Berlin - Regional - aktuelle Fakten und Einordnung

Politik: Brandanschlag in Berlin unter Verdacht

() – Bundesjustizministerin Stefanie Hubig (SPD) hat konsequente Ermittlungen nach dem Brandanschlag auf Stromleitungen in Berlin angekündigt.

„Nach den aktuellen Erkenntnissen spricht viel dafür, dass der Brandanschlag in Berlin-Lichterfelde einen terroristischen Hintergrund hatte“, sagte Hubig der „Rheinischen Post“ (Mittwochsausgabe). „Deshalb ist es konsequent, dass der Generalbundesanwalt die Ermittlungen übernommen hat.“

„Der Brandanschlag hatte und hat gravierende Folgen für viele zehntausende Menschen“, so Hubig.

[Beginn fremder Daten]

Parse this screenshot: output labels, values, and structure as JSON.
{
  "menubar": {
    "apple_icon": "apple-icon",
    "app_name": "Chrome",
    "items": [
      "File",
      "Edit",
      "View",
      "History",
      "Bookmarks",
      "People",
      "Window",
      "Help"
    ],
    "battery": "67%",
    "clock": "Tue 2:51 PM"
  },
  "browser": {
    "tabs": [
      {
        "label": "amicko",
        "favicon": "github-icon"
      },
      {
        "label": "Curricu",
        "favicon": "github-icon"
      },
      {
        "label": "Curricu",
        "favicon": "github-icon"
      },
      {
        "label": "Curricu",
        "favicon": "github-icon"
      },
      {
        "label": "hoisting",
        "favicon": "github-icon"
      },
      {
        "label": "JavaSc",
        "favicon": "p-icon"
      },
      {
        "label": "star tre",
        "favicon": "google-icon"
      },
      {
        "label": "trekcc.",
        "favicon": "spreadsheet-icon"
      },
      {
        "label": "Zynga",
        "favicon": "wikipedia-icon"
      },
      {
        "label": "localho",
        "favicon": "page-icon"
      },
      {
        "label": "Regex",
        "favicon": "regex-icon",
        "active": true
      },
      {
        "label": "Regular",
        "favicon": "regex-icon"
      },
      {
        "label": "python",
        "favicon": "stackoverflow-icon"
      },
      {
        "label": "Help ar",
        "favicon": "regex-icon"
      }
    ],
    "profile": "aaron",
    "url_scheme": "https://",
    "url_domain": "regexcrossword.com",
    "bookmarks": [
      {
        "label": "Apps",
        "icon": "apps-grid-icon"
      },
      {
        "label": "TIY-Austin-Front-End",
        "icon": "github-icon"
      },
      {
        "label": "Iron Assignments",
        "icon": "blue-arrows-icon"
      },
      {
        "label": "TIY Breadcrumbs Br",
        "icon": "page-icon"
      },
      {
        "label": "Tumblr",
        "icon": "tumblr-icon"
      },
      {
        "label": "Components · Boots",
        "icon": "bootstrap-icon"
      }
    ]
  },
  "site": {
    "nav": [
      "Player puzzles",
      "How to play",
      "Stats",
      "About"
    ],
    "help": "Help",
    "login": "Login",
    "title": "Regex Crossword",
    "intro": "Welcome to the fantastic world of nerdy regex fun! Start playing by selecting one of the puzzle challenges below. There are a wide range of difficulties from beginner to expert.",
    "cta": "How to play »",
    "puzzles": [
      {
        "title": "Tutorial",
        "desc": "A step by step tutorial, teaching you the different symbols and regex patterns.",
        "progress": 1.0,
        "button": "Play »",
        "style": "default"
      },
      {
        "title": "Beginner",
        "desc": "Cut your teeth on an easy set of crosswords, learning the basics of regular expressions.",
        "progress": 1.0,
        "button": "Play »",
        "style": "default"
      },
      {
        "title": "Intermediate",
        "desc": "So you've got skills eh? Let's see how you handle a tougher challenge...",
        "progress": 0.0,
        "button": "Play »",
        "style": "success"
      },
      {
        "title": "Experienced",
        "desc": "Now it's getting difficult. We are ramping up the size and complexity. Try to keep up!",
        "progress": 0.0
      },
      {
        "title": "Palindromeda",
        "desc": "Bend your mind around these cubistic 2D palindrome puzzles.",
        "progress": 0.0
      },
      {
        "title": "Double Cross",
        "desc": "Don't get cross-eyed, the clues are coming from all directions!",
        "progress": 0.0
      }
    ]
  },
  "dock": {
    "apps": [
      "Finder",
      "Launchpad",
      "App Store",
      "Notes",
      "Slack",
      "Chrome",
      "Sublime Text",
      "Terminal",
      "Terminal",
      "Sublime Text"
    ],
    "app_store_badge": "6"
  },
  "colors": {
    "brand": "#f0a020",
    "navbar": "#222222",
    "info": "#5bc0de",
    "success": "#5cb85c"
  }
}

Deshalb müsse und werde der Rechtsstaat mit der gebotenen Entschlossenheit sämtliche zulässigen Mittel einsetzen, um die Täter zu ermitteln und zur Verantwortung zu ziehen, sagte die Bundesjustizministerin.

Text-/Bildquelle: Übermittelt durch www.dts-nachrichtenagentur.de
Bildhinweis: Stefanie Hubig (Archiv)

Vier Bürgerfragen. Klare Antworten.

Wen betrifft es und wie stark (Zielgruppen, Regionen, Zahlen, Fristen)?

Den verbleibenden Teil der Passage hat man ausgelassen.